Batı dillerinde eril anlam kullanmadan kardeşlik bile diyemezsiniz. İngilizce brotherhood (brother), Almanca bruderschaft (bruder), Fransızca fraternité (frère), İtalyanca fratellanza (fratello), Latince fraternitatem (frater), İsveççe broderskap (bror), Arnavutça vëllazëri (vëlla), Macarca testvériség (testvér), Lehçe braterstwo (brat), Rusça, Bulgarca, Sırpça, Makedonca, Slovence bratsvo (brat) sözlerinin hepsi, gördüğünüz gibi, erkek kardeş köküne dayanır. Dilimizin, dişil eril ayrımı yapmadan, pozitif ayrıştığı bir sözdür kardeşlik.
Benzer şekilde pozitif ayrıştığımız bir başka söz daha vardır, o da eskiden kraliçe anlamında kullandığımız ece sözüdür. Slav dillerinden Türkçeye giren kraliçe sözünün kökü yine Slav kökenli kraldır, yani erkektir. Kralın olmadığı yerde kraliçe olmaz. Ama ece öyle değildir. Başka bir eril sözden türememiştir. Kendiliğinden vardır. Erkeğin kaburgasından türememiştir.

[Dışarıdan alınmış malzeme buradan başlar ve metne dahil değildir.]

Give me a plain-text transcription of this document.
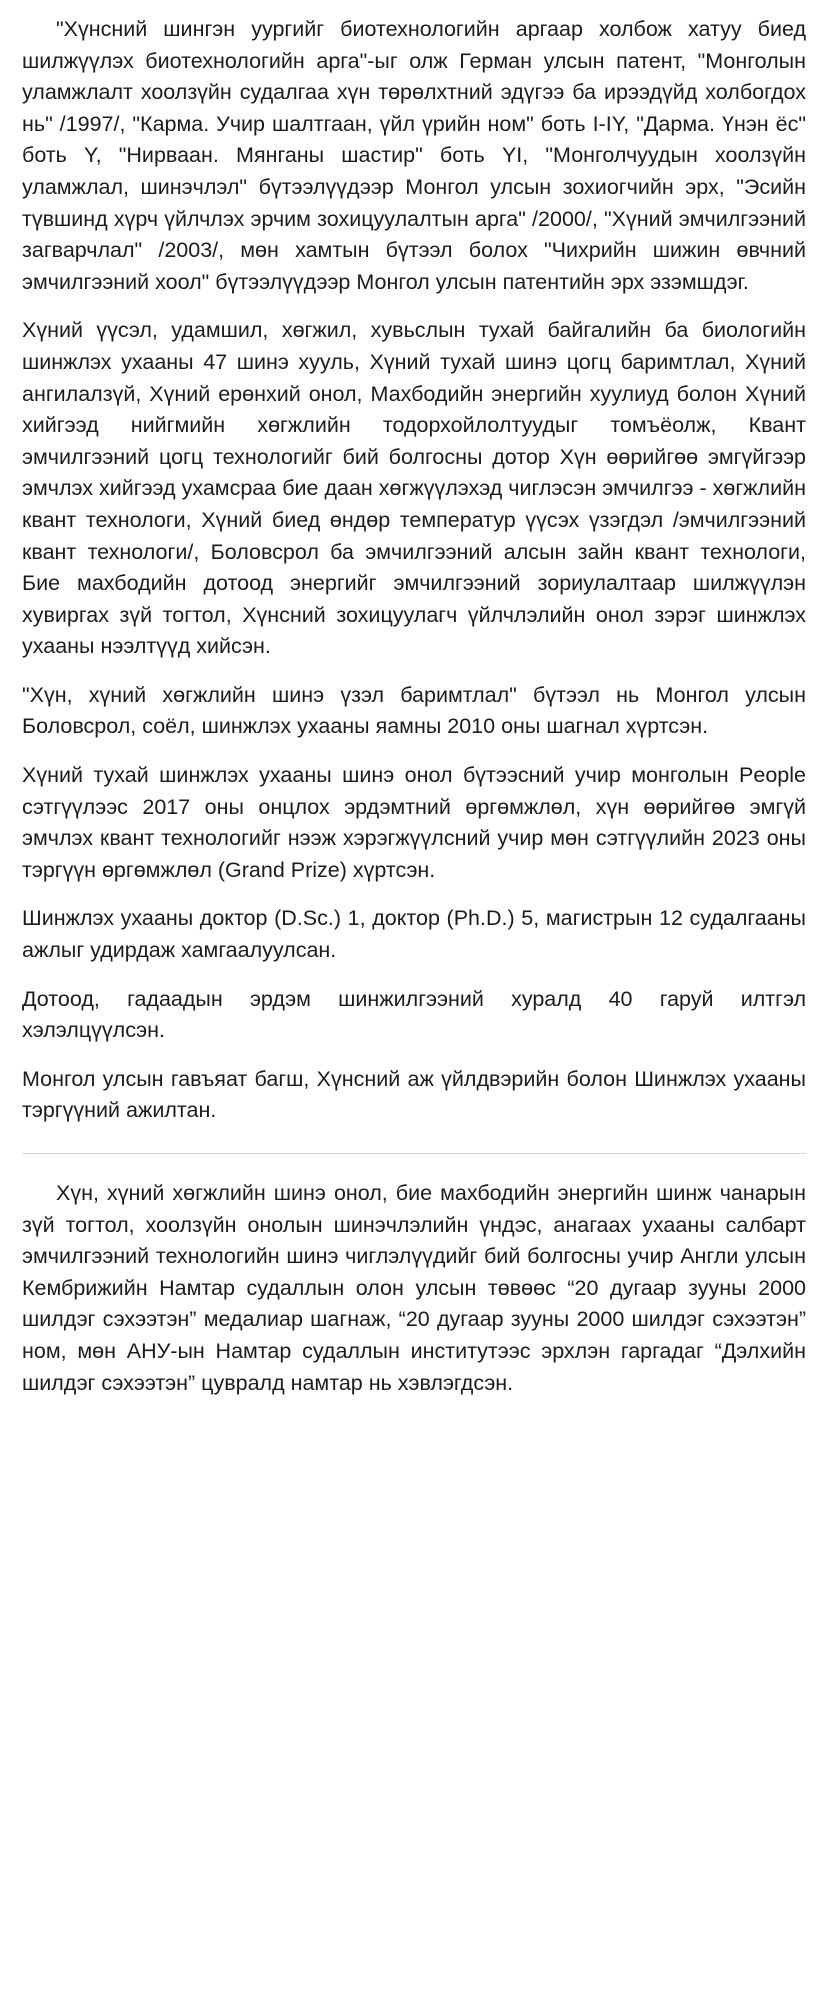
"Хүнсний шингэн уургийг биотехнологийн аргаар холбож хатуу биед шилжүүлэх биотехнологийн арга"-ыг олж Герман улсын патент, "Монголын уламжлалт хоолзүйн судалгаа хүн төрөлхтний эдүгээ ба ирээдүйд холбогдох нь" /1997/, "Карма. Учир шалтгаан, үйл үрийн ном" боть I-IY, "Дарма. Үнэн ёс" боть Y, "Нирваан. Мянганы шастир" боть YI, "Монголчуудын хоолзүйн уламжлал, шинэчлэл" бүтээлүүдээр Монгол улсын зохиогчийн эрх, "Эсийн түвшинд хүрч үйлчлэх эрчим зохицуулалтын арга" /2000/, "Хүний эмчилгээний загварчлал" /2003/, мөн хамтын бүтээл болох "Чихрийн шижин өвчний эмчилгээний хоол" бүтээлүүдээр Монгол улсын патентийн эрх эзэмшдэг.

Хүний үүсэл, удамшил, хөгжил, хувьслын тухай байгалийн ба биологийн шинжлэх ухааны 47 шинэ хууль, Хүний тухай шинэ цогц баримтлал, Хүний ангилалзүй, Хүний ерөнхий онол, Махбодийн энергийн хуулиуд болон Хүний хийгээд нийгмийн хөгжлийн тодорхойлолтуудыг томъёолж, Квант эмчилгээний цогц технологийг бий болгосны дотор Хүн өөрийгөө эмгүйгээр эмчлэх хийгээд ухамсраа бие даан хөгжүүлэхэд чиглэсэн эмчилгээ - хөгжлийн квант технологи, Хүний биед өндөр температур үүсэх үзэгдэл /эмчилгээний квант технологи/, Боловсрол ба эмчилгээний алсын зайн квант технологи, Бие махбодийн дотоод энергийг эмчилгээний зориулалтаар шилжүүлэн хувиргах зүй тогтол, Хүнсний зохицуулагч үйлчлэлийн онол зэрэг шинжлэх ухааны нээлтүүд хийсэн.

"Хүн, хүний хөгжлийн шинэ үзэл баримтлал" бүтээл нь Монгол улсын Боловсрол, соёл, шинжлэх ухааны яамны 2010 оны шагнал хүртсэн.

Хүний тухай шинжлэх ухааны шинэ онол бүтээсний учир монголын People сэтгүүлээс 2017 оны онцлох эрдэмтний өргөмжлөл, хүн өөрийгөө эмгүй эмчлэх квант технологийг нээж хэрэгжүүлсний учир мөн сэтгүүлийн 2023 оны тэргүүн өргөмжлөл (Grand Prize) хүртсэн.

Шинжлэх ухааны доктор (D.Sc.) 1, доктор (Ph.D.) 5, магистрын 12 судалгааны ажлыг удирдаж хамгаалуулсан.

Дотоод, гадаадын эрдэм шинжилгээний хуралд 40 гаруй илтгэл хэлэлцүүлсэн.

Монгол улсын гавъяат багш, Хүнсний аж үйлдвэрийн болон Шинжлэх ухааны тэргүүний ажилтан.

Хүн, хүний хөгжлийн шинэ онол, бие махбодийн энергийн шинж чанарын зүй тогтол, хоолзүйн онолын шинэчлэлийн үндэс, анагаах ухааны салбарт эмчилгээний технологийн шинэ чиглэлүүдийг бий болгосны учир Англи улсын Кембрижийн Намтар судаллын олон улсын төвөөс “20 дугаар зууны 2000 шилдэг сэхээтэн” медалиар шагнаж, “20 дугаар зууны 2000 шилдэг сэхээтэн” ном, мөн АНУ-ын Намтар судаллын институтээс эрхлэн гаргадаг “Дэлхийн шилдэг сэхээтэн” цувралд намтар нь хэвлэгдсэн.
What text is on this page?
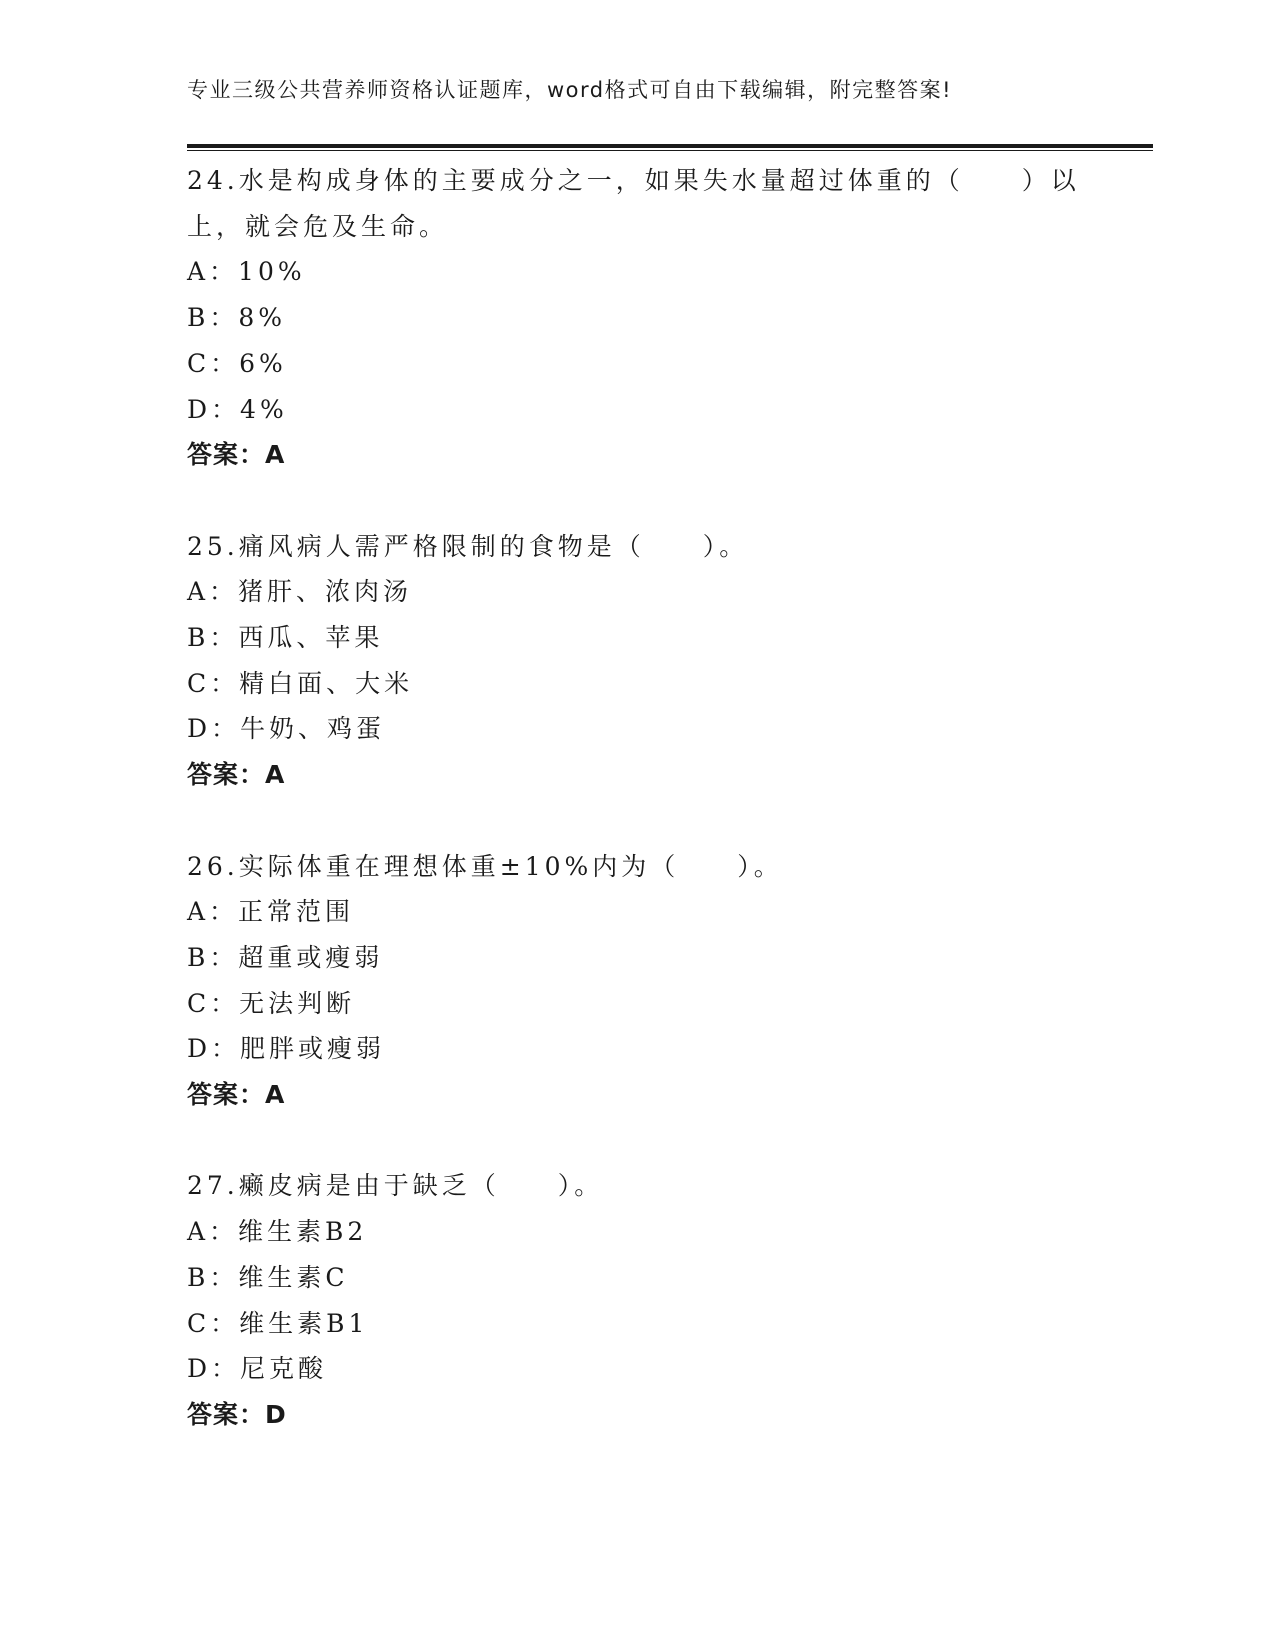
专业三级公共营养师资格认证题库，word格式可自由下载编辑，附完整答案!
24.水是构成身体的主要成分之一，如果失水量超过体重的（　　）以
上，就会危及生命。
A：10%
B：8%
C：6%
D：4%
答案：A
25.痛风病人需严格限制的食物是（　　）。
A：猪肝、浓肉汤
B：西瓜、苹果
C：精白面、大米
D：牛奶、鸡蛋
答案：A
26.实际体重在理想体重±10%内为（　　）。
A：正常范围
B：超重或瘦弱
C：无法判断
D：肥胖或瘦弱
答案：A
27.癞皮病是由于缺乏（　　）。
A：维生素B2
B：维生素C
C：维生素B1
D：尼克酸
答案：D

Kraliçe Almancada “königin”dir, könig olmadan olmaz. İtalyanca “regina” nın, re olmadan, İspanyolca “reina”nın rey olmadan olmayacağı gibi. Neredeyse tüm Batı dillerinde durum aynıdır.
Rusçadan aldığımız çariçe sözü de benzer şekilde çar sözünden türemiştir. Kökeni Latince ceasardır (ok. keysar). Julius Sezar’a gücünü ve adını veren ceasar.
Arapçada kral malik, kraliçe “malika”dır. Habeşçede kral “nigusi”dir, kraliçe “nigişiti”. Biraz daha uzağa gidelim. Hintçede kral “raca”dır, kraliçe “rana.” Kökü, yönetmek anlamındaki “raac” fiilidir. “Malik” ve “malika”nın durumu açık ama sizce “nigusi” olmadan “nigişiti”, raca olmadan “rana” olur mu? Bu dillerin uzmanı değilim ama yapısal durum bunu düşündürmüyor.
Prenses sözünde de durum farklı değildir. Fransızcadan aldığımız söz yine Fransızca prens sözünün dişil hâlidir. Prens sözünün kökü ise Latince şef, önde giden anlamları taşıyan princep sözüdür. Onun da kökü ilk, ön anlamlarındaki “primus” sözüdür. Erkeğin her zaman önde olarak algılandığının güzel bir göstergesidir.
Durumu biraz daha dramatik hâle getirelim mi? İngilizcede kadın için kullanılan “woman” sözünün temeli “man” yani erkektir. Eski İngilizcede “wifman” yani erkeğin karısı sözünden bugünkü hâline evrilmiştir. Bu nedenledir ki çoğulu aynen men sözünde olduğu gibi “women” şeklindedir.
İngilizce “queen” sözünün kökü de Eski Saksonca “quan” sözüdür. Vikinglerden alınan söz “erkeğin karısı” anlamındadır. Bugün görece çok daha eşitlikçi olduğunu düşündüğümüz Batı’nın dil kodlarında kral olmadan kraliçe, prens olmadan prenses sözleri türeyemezdi.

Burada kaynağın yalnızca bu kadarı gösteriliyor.